UNE. Modèle de signalisation extérieur-intérieur-extérieur pour l’entrée cellulaire médiée par l’intégrine. Liaison hypothétique du SARS-CoV-2 à l’intégrine β1 initie Gα13 liant au1 queue cytoplasmique, qui stimule la signalisation de l’extérieur vers l’intérieur en l’absence d’une signalisation connue de l’intérieur et de l’extérieur stimulée par un récepteur GPCR. mP6 est un inhibiteur spécifique de Gα13 liant au1 queue cytoplasmique. B. Lectures de fluorescence relative des cellules Vero E6 en suspension après 30 min d’incubation avec le SARS-CoV-2R18 dans le véhicule et 100 μM de cellules traitées avec mP6. C. Imagerie des cellules vivantes du SRAS-CoV-2R18 (magenta) la liaison et l’endocytose montrent la membrane cellulaire et la localisation périnucléaire du SRAS-CoV-2R18 vésicules tandis que le virus reste au niveau de la membrane plasmique dans les cellules traitées avec 50 M de mP6. Plages de LUT affichées dans le coin inférieur gauche des images de point de temps de 6 minutes. Barres d’échelle, 10 m. ré. Traces des valeurs d’intensité absolue de la liaison du virus au cours du temps. Deux cellules représentatives pour chaque condition sont tracées à partir des données acquises le même jour pour permettre une comparaison directe des valeurs d’intensité. A titre de comparaison, les données des cellules traitées fictivement sont les mêmes que dans Figure 4. Les données ont été ajustées à une fonction de régression non linéaire avec des constantes arbitraires à des fins d’apparence. E. Inhibition de l’infection productive par le SRAS-CoV-2. Les cellules Vero E6 en suspension ont été pré-incubées avec 250 M de mP6 et 250 μM de mP13 pendant 30 min et suivies d’une infection avec 0,01 MOI SARS-COV-2 pour une incubation supplémentaire de 60 min. Les cellules ont été lavées deux fois et transférées dans une plaque à 12 puits pendant 48 heures et analysées pour l’ARN viral par RT-qPCR.

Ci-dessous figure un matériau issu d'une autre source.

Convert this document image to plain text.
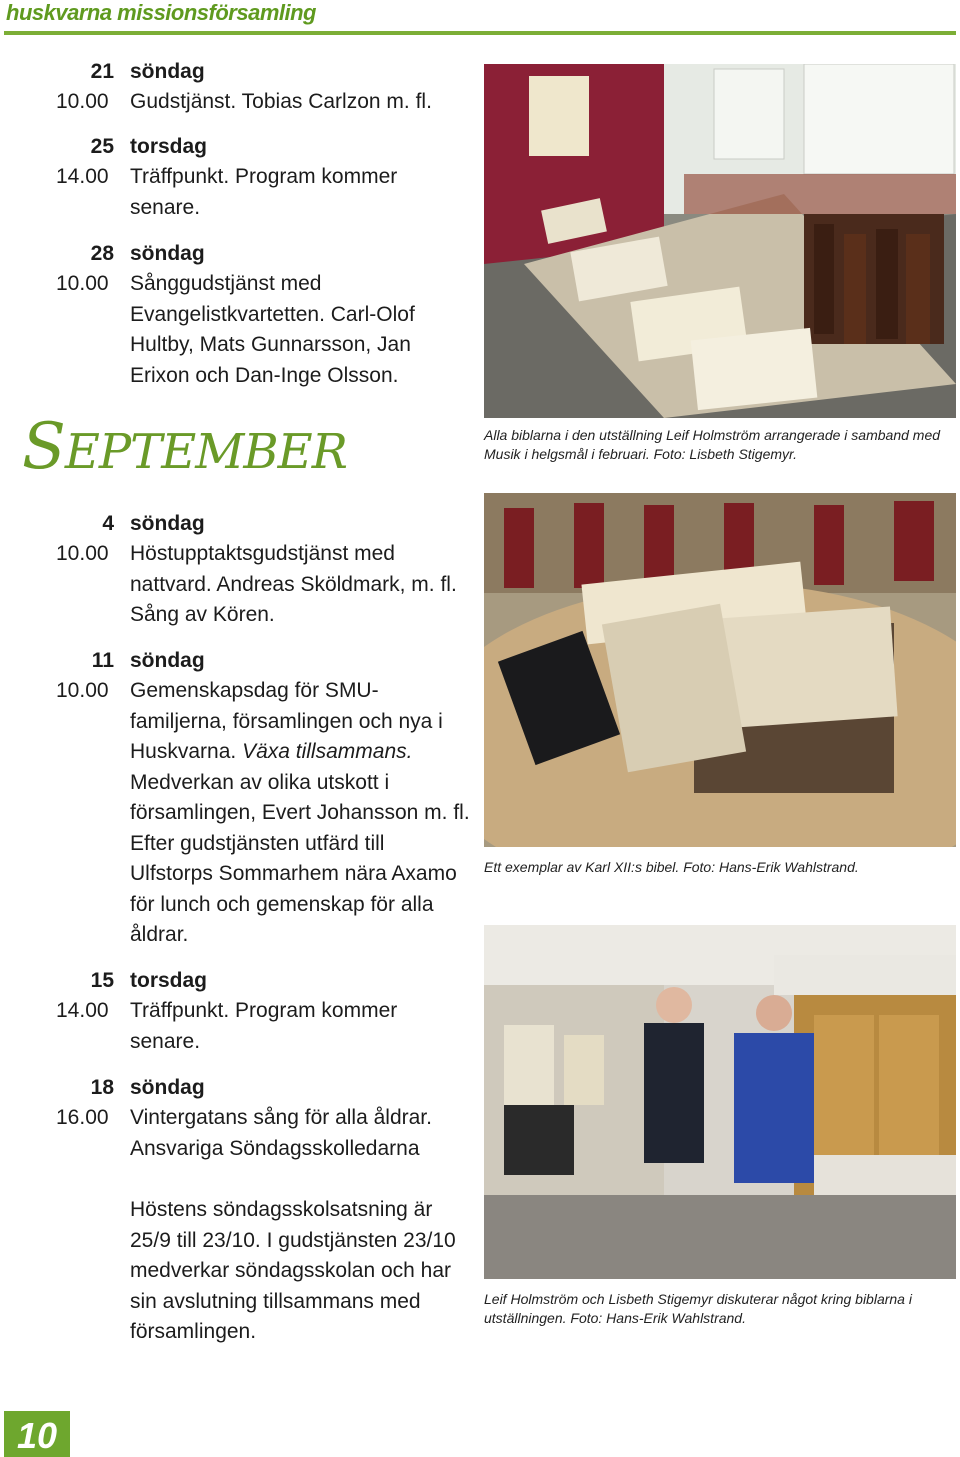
huskvarna missionsförsamling
21 söndag
10.00	Gudstjänst. Tobias Carlzon m. fl.
25 torsdag
14.00	Träffpunkt. Program kommer senare.
28 söndag
10.00	Sånggudstjänst med Evangelistkvartetten. Carl-Olof Hultby, Mats Gunnarsson, Jan Erixon och Dan-Inge Olsson.
SEPTEMBER
4 söndag
10.00	Höstupptaktsgudstjänst med nattvard. Andreas Sköldmark, m. fl. Sång av Kören.
11 söndag
10.00	Gemenskapsdag för SMU-familjerna, församlingen och nya i Huskvarna. Växa tillsammans. Medverkan av olika utskott i församlingen, Evert Johansson m. fl. Efter gudstjänsten utfärd till Ulfstorps Sommarhem nära Axamo för lunch och gemenskap för alla åldrar.
15 torsdag
14.00	Träffpunkt. Program kommer senare.
18 söndag
16.00	Vintergatans sång för alla åldrar. Ansvariga Söndagsskolledarna
Höstens söndagsskolsatsning är 25/9 till 23/10. I gudstjänsten 23/10 medverkar söndagsskolan och har sin avslutning tillsammans med församlingen.
Alla biblarna i den utställning Leif Holmström arrangerade i samband med Musik i helgsmål i februari. Foto: Lisbeth Stigemyr.
Ett exemplar av Karl XII:s bibel. Foto: Hans-Erik Wahlstrand.
Leif Holmström och Lisbeth Stigemyr diskuterar något kring biblarna i utställningen. Foto: Hans-Erik Wahlstrand.
10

Quelles sont les implications ?
La présente étude démontre que les intégrines sont étroitement liées à l’entrée des cellules du SRAS-CoV-2 via l’endocytose. Les antagonistes à large spectre des domaines RGD ont supprimé l’entrée des cellules quel que soit le statut d’activation de l’intégrine.
Cependant, le SARS-CoV-2 se lie aux intégrines BCS, ce qui les stabilise et favorise sa propre endocytose dans la cellule hôte. Le traitement des cellules avec BTT3033, qui est un antagoniste allostérique de l’extension de l’intégrine, s’est avéré efficace pour empêcher l’entrée virale.

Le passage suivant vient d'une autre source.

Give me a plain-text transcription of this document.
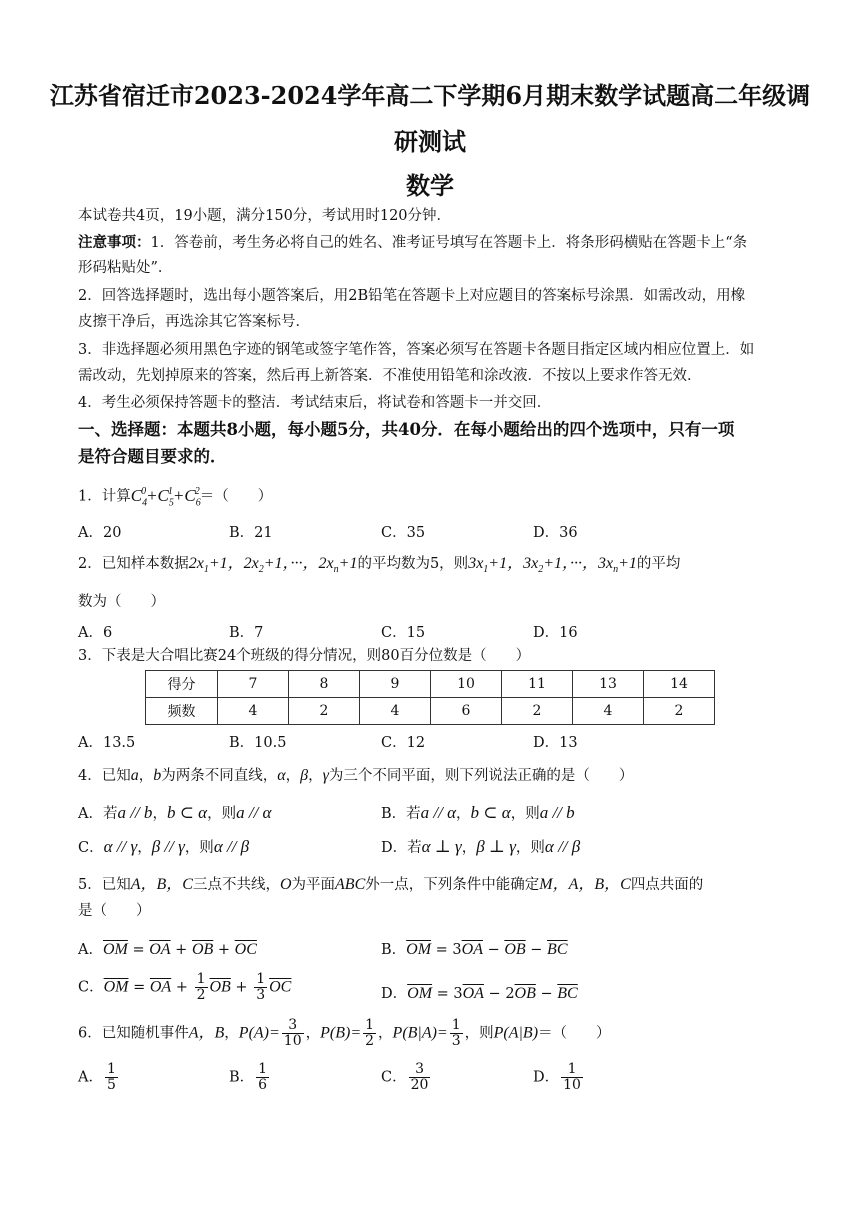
江苏省宿迁市2023-2024学年高二下学期6月期末数学试题高二年级调
研测试
数学
本试卷共4页，19小题，满分150分，考试用时120分钟．
注意事项：1．答卷前，考生务必将自己的姓名、准考证号填写在答题卡上．将条形码横贴在答题卡上“条
形码粘贴处”．
2．回答选择题时，选出每小题答案后，用2B铅笔在答题卡上对应题目的答案标号涂黑．如需改动，用橡
皮擦干净后，再选涂其它答案标号．
3．非选择题必须用黑色字迹的钢笔或签字笔作答，答案必须写在答题卡各题目指定区域内相应位置上．如
需改动，先划掉原来的答案，然后再上新答案．不准使用铅笔和涂改液．不按以上要求作答无效．
4．考生必须保持答题卡的整洁．考试结束后，将试卷和答题卡一并交回．
一、选择题：本题共8小题，每小题5分，共40分．在每小题给出的四个选项中，只有一项
是符合题目要求的．
1．计算$C_4^0+C_5^1+C_6^2=$（　　）
A．20	B．21	C．35	D．36
2．已知样本数据$2x_1+1$，$2x_2+1$，···，$2x_n+1$的平均数为5，则$3x_1+1$，$3x_2+1$，···，$3x_n+1$的平均
数为（　　）
A．6	B．7	C．15	D．16
3．下表是大合唱比赛24个班级的得分情况，则80百分位数是（　　）
得分	7	8	9	10	11	13	14
频数	4	2	4	6	2	4	2
A．13.5	B．10.5	C．12	D．13
4．已知a，b为两条不同直线，α，β，γ为三个不同平面，则下列说法正确的是（　　）
A．若a // b，b ⊂ α，则a // α	B．若a // α，b ⊂ α，则a // b
C．α // γ，β // γ，则α // β	D．若α ⊥ γ，β ⊥ γ，则α // β
5．已知A，B，C三点不共线，O为平面ABC外一点，下列条件中能确定M，A，B，C四点共面的
是（　　）
A．$\overline{OM} = \overline{OA} + \overline{OB} + \overline{OC}$	B．$\overline{OM} = 3\overline{OA} - \overline{OB} - \overline{BC}$
C．$\overline{OM} = \overline{OA} + \frac{1}{2} \overline{OB} + \frac{1}{3} \overline{OC}$	D．$\overline{OM} = 3\overline{OA} - 2\overline{OB} - \overline{BC}$
6．已知随机事件A，B，$P(A)= \frac{3}{10}$ ，$P(B)= \frac{1}{2}$ ，$P(B|A)= \frac{1}{3}$ ，则P(A|B)＝（　　）
A． $\frac{1}{5}$	B． $\frac{1}{6}$	C． $\frac{3}{20}$	D． $\frac{1}{10}$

« Ainsi, nos données contextualisent l’extension des intégrines en tant que « sine qua non de la fonction d’adhésion cellulaire des intégrines », qui à son tour est une condition essentielle pour l’entrée cellulaire médiée par les intégrines par le SRAS-CoV-2. «
Les intégrines activées et inactives sont traitées différemment par la cellule. Alors que l’intégrine activée qui est liée au SRAS-CoV-2 est acheminée vers la zone périnucléaire par des protéines comme la neuropiline 1 (NRP1), l’intégrine inactive est plutôt recyclée via une protéine adaptatrice différente à la membrane cellulaire. Cela pourrait expliquer comment NRP1, qui se trouve à des niveaux élevés dans la muqueuse olfactive, est capable de médier l’entrée virale, car il se lie aux motifs linéaires courts (SLiM) dans les queues cytoplasmiques de l’ACE2 et des intégrines qui médient l’endocytose.
« Notre étude représente un premier pas en avant dans l’établissement d’un rôle mécaniste pour l’activation de l’intégrine médiée par le SRAS-CoV-2 requise pour l’entrée dans les cellules et l’infection productive. «
*Avis important
bioRxiv publie des rapports scientifiques préliminaires qui ne sont pas évalués par des pairs et, par conséquent, ne doivent pas être considérés comme concluants, orienter la pratique clinique/le comportement lié à la santé, ou traités comme des informations établies.